Gayle lifted her head from her hands to give Savannah an exasperated look. "What does that even mean?"
Savannah gave a weak shrug, "Well, I almost killed your niece and you've been ignoring me since forever, so, I thought..." she trailed off. Gayle looked at her in exhaustion before returning her head into her hands. Savannah suddenly felt...her physical age. A brash barely-adult who threw a fit because they didn't get what they wanted. And from the look Gayle had just given her—her face slightly older than Savannah's, more mature, wiser—she felt that Gayle was thinking the same.
Gayle lifted her head again, rubbing her temples before running her hands through her hair. "I'm not avoiding you, Savannah. And my thick-skulled blood can handle being tossed on her ass. But...I'm not going out of my way to seek you out, either. I'm your teacher. You're my junior student. You're- what, in your early twenties? And I'm thirty-one in...less than an hour."
Savannah's eyes snapped to the calendar on Gayle's wall: today was September 26th. Tomorrow was Gayle's birthday, and she had spent the night before staying up late to grade assignments Savannah then ruined. "I'm just trying to be conscientious of the optics. It would look...weird, to say the least, for us to hang out on and around campus." Something passes in her expression, dazedly dropping her eyes to do a toe-to-head sweep. Clears her throat. "Especially considering. We have appearances to keep up. Roles to play. And I take my job very seriously. So, if you've come to my office at...11:17 PM to harass me, you know where the door is and you can see yourself out. But if you've come to ask for help, then say it. You obviously have my attention now." Gayle finished bitterly.

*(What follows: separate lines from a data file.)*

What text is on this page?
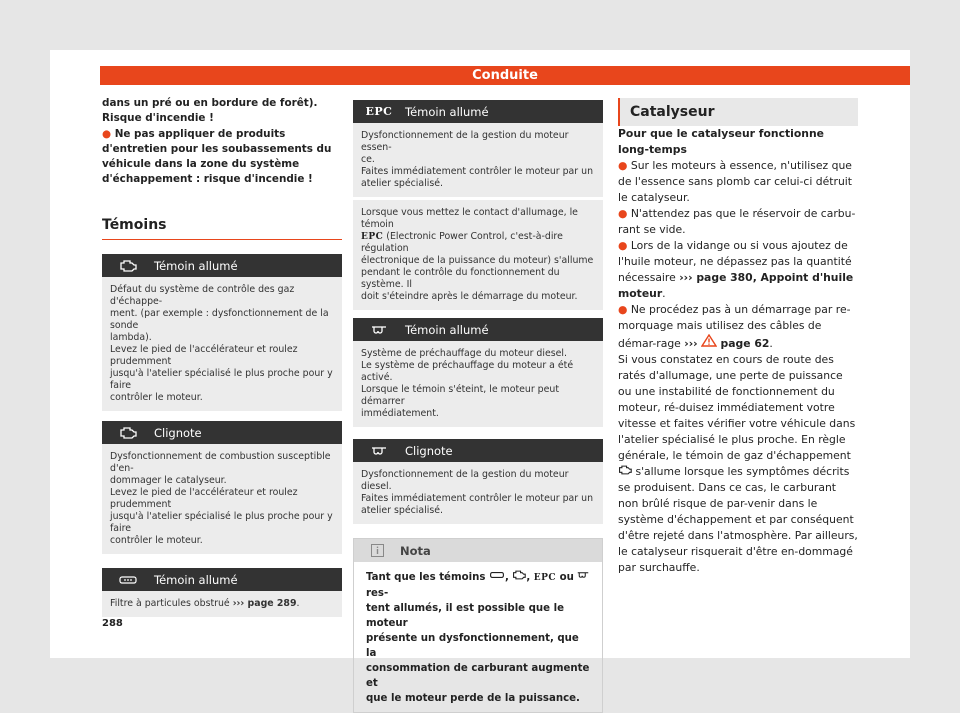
Conduite

dans un pré ou en bordure de forêt). Risque d'incendie !

● Ne pas appliquer de produits d'entretien pour les soubassements du véhicule dans la zone du système d'échappement : risque d'incendie !

Témoins
Témoin allumé

Défaut du système de contrôle des gaz d'échappe-

ment. (par exemple : dysfonctionnement de la sonde

lambda).

Levez le pied de l'accélérateur et roulez prudemment

jusqu'à l'atelier spécialisé le plus proche pour y faire

contrôler le moteur.

Clignote

Dysfonctionnement de combustion susceptible d'en-

dommager le catalyseur.

Levez le pied de l'accélérateur et roulez prudemment

jusqu'à l'atelier spécialisé le plus proche pour y faire

contrôler le moteur.

Témoin allumé

Filtre à particules obstrué ››› page 289.

EPC	Témoin allumé

Dysfonctionnement de la gestion du moteur essen-

ce.

Faites immédiatement contrôler le moteur par un

atelier spécialisé.

Lorsque vous mettez le contact d'allumage, le témoin

EPC (Electronic Power Control, c'est-à-dire régulation

électronique de la puissance du moteur) s'allume

pendant le contrôle du fonctionnement du système. Il

doit s'éteindre après le démarrage du moteur.

Témoin allumé

Système de préchauffage du moteur diesel.

Le système de préchauffage du moteur a été activé.

Lorsque le témoin s'éteint, le moteur peut démarrer

immédiatement.

Clignote

Dysfonctionnement de la gestion du moteur diesel.

Faites immédiatement contrôler le moteur par un

atelier spécialisé.

Nota
Tant que les témoins , , EPC ou  res-
tent allumés, il est possible que le moteur
présente un dysfonctionnement, que la
consommation de carburant augmente et
que le moteur perde de la puissance.
Catalyseur

Pour que le catalyseur fonctionne long-temps

● Sur les moteurs à essence, n'utilisez que de l'essence sans plomb car celui-ci détruit le catalyseur.

● N'attendez pas que le réservoir de carbu-rant se vide.

● Lors de la vidange ou si vous ajoutez de l'huile moteur, ne dépassez pas la quantité nécessaire ››› page 380, Appoint d'huile moteur.

● Ne procédez pas à un démarrage par re-morquage mais utilisez des câbles de démar-rage ››› page 62.

Si vous constatez en cours de route des ratés d'allumage, une perte de puissance ou une instabilité de fonctionnement du moteur, ré-duisez immédiatement votre vitesse et faites vérifier votre véhicule dans l'atelier spécialisé le plus proche. En règle générale, le témoin de gaz d'échappement  s'allume lorsque les symptômes décrits se produisent. Dans ce cas, le carburant non brûlé risque de par-venir dans le système d'échappement et par conséquent d'être rejeté dans l'atmosphère. Par ailleurs, le catalyseur risquerait d'être en-dommagé par surchauffe.

288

Savannah cringed. The past five minutes did not go how she expected them to. Why was Gayle always catching her at her worst? Is it your worst, or is it your normal and for once someone is not putting up with your shit? She hated asking for help. She liked to do things on her own. Being alone and independent meant that she had total control over herself. And asking for help required surrendering some of that control to someone else—Gayle, in this case. She didn't want to give Gayle any more control over herself than she already had as her professor. And she didn't want the other woman to perceive her as weak or incapable.
But...she could see that Gayle genuinely cared about the success and happiness of her students. And while Gayle might be a sassy asshole sometimes, she was kind. Savannah shut her eyes and took a large breath before quietly funnelling the words out on the exhale, "I'm sorry. Can you help me with my assignment?"

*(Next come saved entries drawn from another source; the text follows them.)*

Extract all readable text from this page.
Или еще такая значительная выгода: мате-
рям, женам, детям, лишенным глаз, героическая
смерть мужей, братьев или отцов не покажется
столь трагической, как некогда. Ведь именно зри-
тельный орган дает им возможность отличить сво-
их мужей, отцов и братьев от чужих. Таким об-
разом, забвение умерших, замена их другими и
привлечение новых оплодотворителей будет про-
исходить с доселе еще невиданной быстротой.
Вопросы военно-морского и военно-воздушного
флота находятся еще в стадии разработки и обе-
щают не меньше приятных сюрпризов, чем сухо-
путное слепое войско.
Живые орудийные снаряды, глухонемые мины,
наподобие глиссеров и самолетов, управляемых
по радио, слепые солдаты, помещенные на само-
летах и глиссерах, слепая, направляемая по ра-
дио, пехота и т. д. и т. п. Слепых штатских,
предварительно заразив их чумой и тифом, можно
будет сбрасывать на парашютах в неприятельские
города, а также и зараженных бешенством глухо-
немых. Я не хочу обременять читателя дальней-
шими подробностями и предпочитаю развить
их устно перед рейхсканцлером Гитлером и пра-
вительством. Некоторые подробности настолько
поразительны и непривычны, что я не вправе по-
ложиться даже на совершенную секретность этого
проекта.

Gayle waited to look Savannah's in the eye with an unreadable expression, and Savannah felt like she was being dissected alive under her gaze. Finally, Gayle sighed, her lips quirking into a tired smile. "Was that so hard?"
Savannah threw her a self-deprecating grimace. "More so than I could ever begin to express."
Gayle took a final glance at her desk before pushing her chair back and standing up to pull on her leather jacket. Savannah stared at her in disbelief. "I've just done the incredibly uncomfortable task of apologizing and asking you, of all people, for help, and you're...leaving?"
Gayle shot Savannah a mischievous look, responding, "It's after office hours." Gayle grabbed her motorcycle helmet, continuing, "I appreciate you finally admitting you need help. But I'm not going to help you now." shooting Savannah an impish smile.
Savannah stood in shock. The growl of frustration that was bubbling in her chest turned into a laugh at the pure absurdity of the situation. Gayle tossed her a grin in response before she ducked to reach under her desk to retrieve a red motorcycle helmet. Gayle stood and turned off her office lights, and as she brushed past Savannah on her way out, she shoved the red helmet into Savannah's chest. She looked at Gayle in confusion, but Gayle just jerked her head toward the empty hallway.
"C'mon, I know a place. And you owe me big time."